Et de prime abord, notre avenir proche est un peu moins radieux que prévu… nous avions déjà l’inflation et le tapering, nous avons à présent la guerre, une hausse des prix de l’énergie et l’instabilité globale.

Mais ne nous limitons pas à ça : la claque prise par les marchés technologiques ouvre des perspectives d’investissement exceptionnelles – c’est le fameux « buy the dip » dans le jargon boursier : il faut acheter la baisse, on y revient toujours.

Mais ce n’est pas tout : je vous disais dans un précédent message que certaines crises, comme celle du COVID, étaient aussi l’occasion de faire émerger des technologies de pointe, et de favoriser leur adoption massive.

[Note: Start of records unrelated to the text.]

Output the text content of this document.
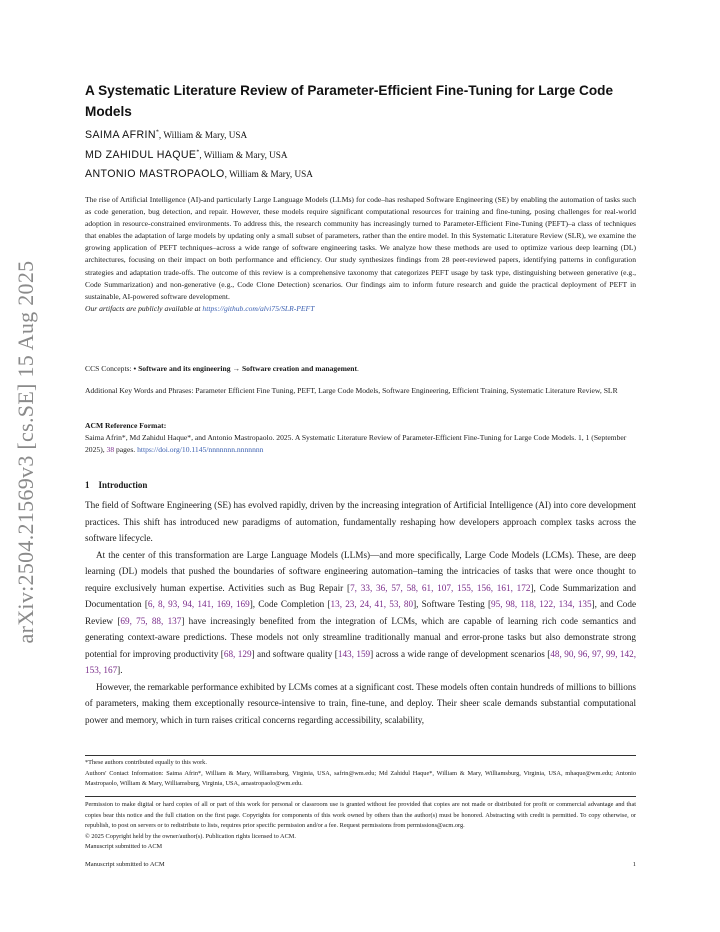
arXiv:2504.21569v3 [cs.SE] 15 Aug 2025
A Systematic Literature Review of Parameter-Efficient Fine-Tuning for Large Code Models
SAIMA AFRIN*, William & Mary, USA
MD ZAHIDUL HAQUE*, William & Mary, USA
ANTONIO MASTROPAOLO, William & Mary, USA

The rise of Artificial Intelligence (AI)-and particularly Large Language Models (LLMs) for code–has reshaped Software Engineering (SE) by enabling the automation of tasks such as code generation, bug detection, and repair. However, these models require significant computational resources for training and fine-tuning, posing challenges for real-world adoption in resource-constrained environments. To address this, the research community has increasingly turned to Parameter-Efficient Fine-Tuning (PEFT)–a class of techniques that enables the adaptation of large models by updating only a small subset of parameters, rather than the entire model. In this Systematic Literature Review (SLR), we examine the growing application of PEFT techniques–across a wide range of software engineering tasks. We analyze how these methods are used to optimize various deep learning (DL) architectures, focusing on their impact on both performance and efficiency. Our study synthesizes findings from 28 peer-reviewed papers, identifying patterns in configuration strategies and adaptation trade-offs. The outcome of this review is a comprehensive taxonomy that categorizes PEFT usage by task type, distinguishing between generative (e.g., Code Summarization) and non-generative (e.g., Code Clone Detection) scenarios. Our findings aim to inform future research and guide the practical deployment of PEFT in sustainable, AI-powered software development.

Our artifacts are publicly available at https://github.com/alvi75/SLR-PEFT

CCS Concepts: • Software and its engineering → Software creation and management.
Additional Key Words and Phrases: Parameter Efficient Fine Tuning, PEFT, Large Code Models, Software Engineering, Efficient Training, Systematic Literature Review, SLR
ACM Reference Format:
Saima Afrin*, Md Zahidul Haque*, and Antonio Mastropaolo. 2025. A Systematic Literature Review of Parameter-Efficient Fine-Tuning for Large Code Models. 1, 1 (September 2025), 38 pages. https://doi.org/10.1145/nnnnnnn.nnnnnnn
1    Introduction

The field of Software Engineering (SE) has evolved rapidly, driven by the increasing integration of Artificial Intelligence (AI) into core development practices. This shift has introduced new paradigms of automation, fundamentally reshaping how developers approach complex tasks across the software lifecycle.

At the center of this transformation are Large Language Models (LLMs)—and more specifically, Large Code Models (LCMs). These, are deep learning (DL) models that pushed the boundaries of software engineering automation–taming the intricacies of tasks that were once thought to require exclusively human expertise. Activities such as Bug Repair [7, 33, 36, 57, 58, 61, 107, 155, 156, 161, 172], Code Summarization and Documentation [6, 8, 93, 94, 141, 169, 169], Code Completion [13, 23, 24, 41, 53, 80], Software Testing [95, 98, 118, 122, 134, 135], and Code Review [69, 75, 88, 137] have increasingly benefited from the integration of LCMs, which are capable of learning rich code semantics and generating context-aware predictions. These models not only streamline traditionally manual and error-prone tasks but also demonstrate strong potential for improving productivity [68, 129] and software quality [143, 159] across a wide range of development scenarios [48, 90, 96, 97, 99, 142, 153, 167].

However, the remarkable performance exhibited by LCMs comes at a significant cost. These models often contain hundreds of millions to billions of parameters, making them exceptionally resource-intensive to train, fine-tune, and deploy. Their sheer scale demands substantial computational power and memory, which in turn raises critical concerns regarding accessibility, scalability,

*These authors contributed equally to this work.

Authors' Contact Information: Saima Afrin*, William & Mary, Williamsburg, Virginia, USA, safrin@wm.edu; Md Zahidul Haque*, William & Mary, Williamsburg, Virginia, USA, mhaque@wm.edu; Antonio Mastropaolo, William & Mary, Williamsburg, Virginia, USA, amastropaolo@wm.edu.

Permission to make digital or hard copies of all or part of this work for personal or classroom use is granted without fee provided that copies are not made or distributed for profit or commercial advantage and that copies bear this notice and the full citation on the first page. Copyrights for components of this work owned by others than the author(s) must be honored. Abstracting with credit is permitted. To copy otherwise, or republish, to post on servers or to redistribute to lists, requires prior specific permission and/or a fee. Request permissions from permissions@acm.org.

© 2025 Copyright held by the owner/author(s). Publication rights licensed to ACM.

Manuscript submitted to ACM

Manuscript submitted to ACM	1
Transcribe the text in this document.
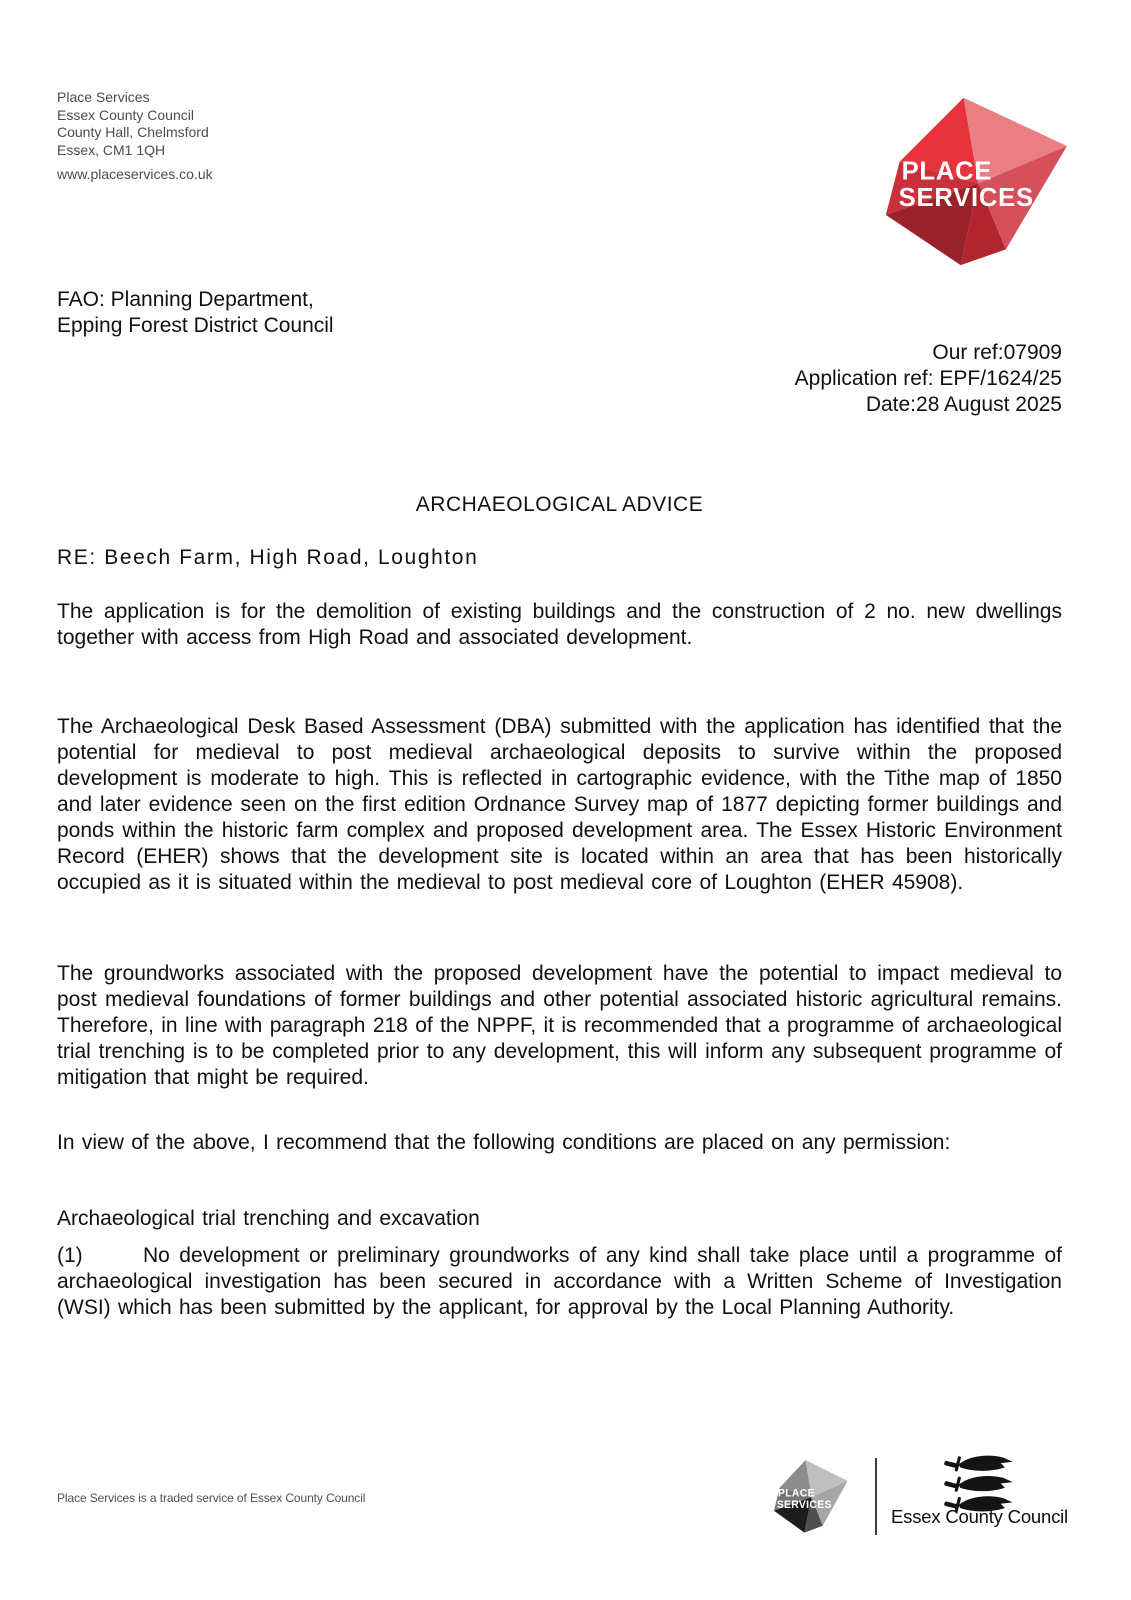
Place Services
Essex County Council
County Hall, Chelmsford
Essex, CM1 1QH
www.placeservices.co.uk	PLACE
SERVICES
FAO: Planning Department,
Epping Forest District Council
Our ref:07909
Application ref: EPF/1624/25
Date:28 August 2025
ARCHAEOLOGICAL ADVICE
RE: Beech Farm, High Road, Loughton

The application is for the demolition of existing buildings and the construction of 2 no. new dwellings together with access from High Road and associated development.

The Archaeological Desk Based Assessment (DBA) submitted with the application has identified that the potential for medieval to post medieval archaeological deposits to survive within the proposed development is moderate to high. This is reflected in cartographic evidence, with the Tithe map of 1850 and later evidence seen on the first edition Ordnance Survey map of 1877 depicting former buildings and ponds within the historic farm complex and proposed development area. The Essex Historic Environment Record (EHER) shows that the development site is located within an area that has been historically occupied as it is situated within the medieval to post medieval core of Loughton (EHER 45908).

The groundworks associated with the proposed development have the potential to impact medieval to post medieval foundations of former buildings and other potential associated historic agricultural remains. Therefore, in line with paragraph 218 of the NPPF, it is recommended that a programme of archaeological trial trenching is to be completed prior to any development, this will inform any subsequent programme of mitigation that might be required.

In view of the above, I recommend that the following conditions are placed on any permission:

Archaeological trial trenching and excavation

(1)	No development or preliminary groundworks of any kind shall take place until a programme of archaeological investigation has been secured in accordance with a Written Scheme of Investigation (WSI) which has been submitted by the applicant, for approval by the Local Planning Authority.

Place Services is a traded service of Essex County Council	PLACE
SERVICES
Essex County Council
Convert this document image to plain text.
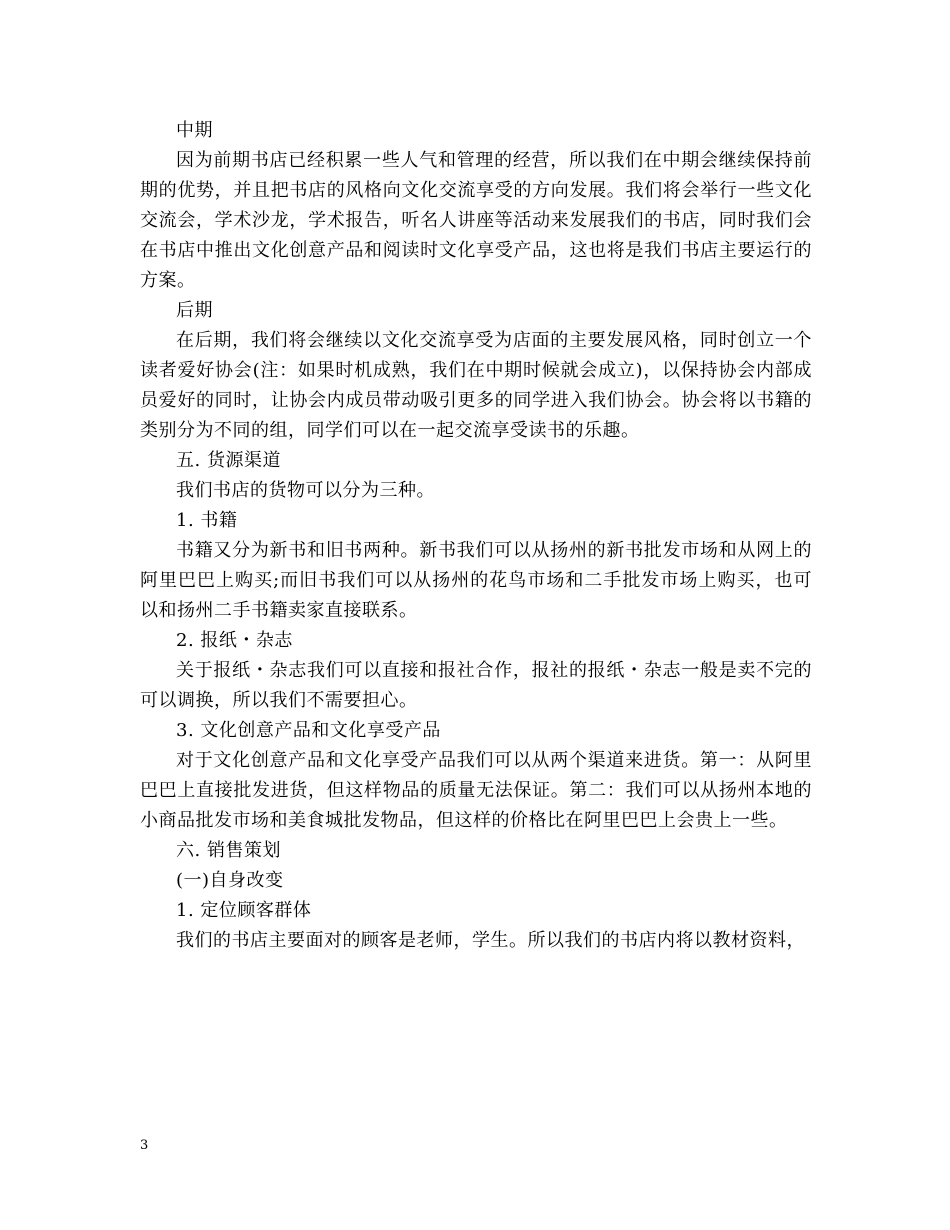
中期

因为前期书店已经积累一些人气和管理的经营，所以我们在中期会继续保持前期的优势，并且把书店的风格向文化交流享受的方向发展。我们将会举行一些文化交流会，学术沙龙，学术报告，听名人讲座等活动来发展我们的书店，同时我们会在书店中推出文化创意产品和阅读时文化享受产品，这也将是我们书店主要运行的方案。

后期

在后期，我们将会继续以文化交流享受为店面的主要发展风格，同时创立一个读者爱好协会(注：如果时机成熟，我们在中期时候就会成立)，以保持协会内部成员爱好的同时，让协会内成员带动吸引更多的同学进入我们协会。协会将以书籍的类别分为不同的组，同学们可以在一起交流享受读书的乐趣。

五. 货源渠道

我们书店的货物可以分为三种。

1. 书籍

书籍又分为新书和旧书两种。新书我们可以从扬州的新书批发市场和从网上的阿里巴巴上购买;而旧书我们可以从扬州的花鸟市场和二手批发市场上购买，也可以和扬州二手书籍卖家直接联系。

2. 报纸・杂志

关于报纸・杂志我们可以直接和报社合作，报社的报纸・杂志一般是卖不完的可以调换，所以我们不需要担心。

3. 文化创意产品和文化享受产品

对于文化创意产品和文化享受产品我们可以从两个渠道来进货。第一：从阿里巴巴上直接批发进货，但这样物品的质量无法保证。第二：我们可以从扬州本地的小商品批发市场和美食城批发物品，但这样的价格比在阿里巴巴上会贵上一些。

六. 销售策划

(一)自身改变

1. 定位顾客群体

我们的书店主要面对的顾客是老师，学生。所以我们的书店内将以教材资料，

3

La technologie dont je vous parle depuis quelques jours a sauvé des vies pendant la première vague de la pandémie… mais elle va sans doute se montrer encore plus utile si l’on entre dans une nouvelle phase de tensions géostratégiques, car elle permet de relocaliser énormément d’activités manufacturières dans les pays développés.

Je vous en reparle ce samedi.

Amicalement,

Marc Schneider

PS : « Buy the dip », cela demande de la discipline et une vision de long-terme. Investissez sur ce qui vous met à l’aise, ne vous forcez à rien. Et essayez de vous détendre, même si les circonstances sont pénibles – depuis quelques années, c’est ça le « nouveau normal ».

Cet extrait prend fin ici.